Nell’ultimo capitolo Arduini si sofferma sulla questione degli intraducibili, cioè “di quelle espressioni straniere di fronte alle quali ci fermiamo sorpresi di non riuscire a superare il muro dell’incomprensione”. Il problema nasce dal fatto che la diversità fra le lingue risiede nella diversità delle visioni del mondo che esse costruiscono, visto che gli idiomi sono una sorta di lente d’ingrandimento attraverso cui leggiamo la realtà. Ma poiché tradurre ha che fare con la nostra identità, e si traduce “perché è la nostra umanità che lo richiede”, bisogna rendere anche quel che pare intraducibile, esprimerlo in altro modo: “Capita così che la possibilità data dall’altra lingua e che manca alla nostra fa accadere qualcosa di straordinario e la parola sconosciuta che non riusciamo a ridire apre spazi impensati. E come se si liberasse un varco del pensabile a noi prima sconosciuto. Qualcosa appare alla nostra evidenza proprio perché c’è una qualche lingua che lo nomina”. In definitiva, gli intraducibili possono far nascere nuovi concetti “creando neologismi o imponendo un nuovo senso alle parole”, e in tal modo “si scopre un’altra maniera di stare al mondo”.
Qui Arduini riprende la lezione di Paul Ricoeur, che capovolge il significato del mito di Babele, non interpretandolo come condanna all’incomunicabilità tra genti e lingue differenti, ma come possibilità di incontro con l’altro, di comprensione e accoglimento della diversità. E dunque, “Babele è una ricchezza”, conclude Arduini, “perché la moltiplicazione delle lingue è stata la moltiplicazione degli sguardi attraverso cui leggere la realtà.

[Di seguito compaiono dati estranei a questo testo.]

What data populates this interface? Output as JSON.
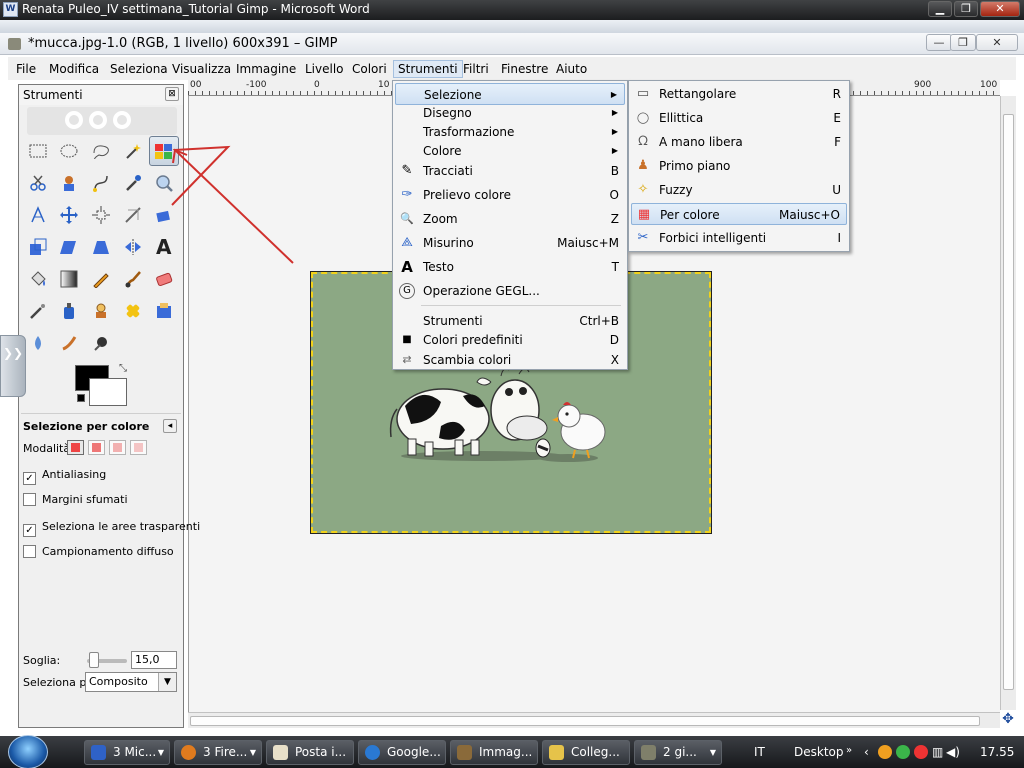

Ci ha dato come compito proprio quello di tradurre per renderci liberi, perché non ci costruissimo da soli una prigione e ci aprissimo a orizzonti impensati”.
Tradurre è dunque conoscere, e pensare il tradurre in questi termini significa considerarlo come un punto cruciale del nostro modo di comprendere il rapporto fra soggetto e mondo.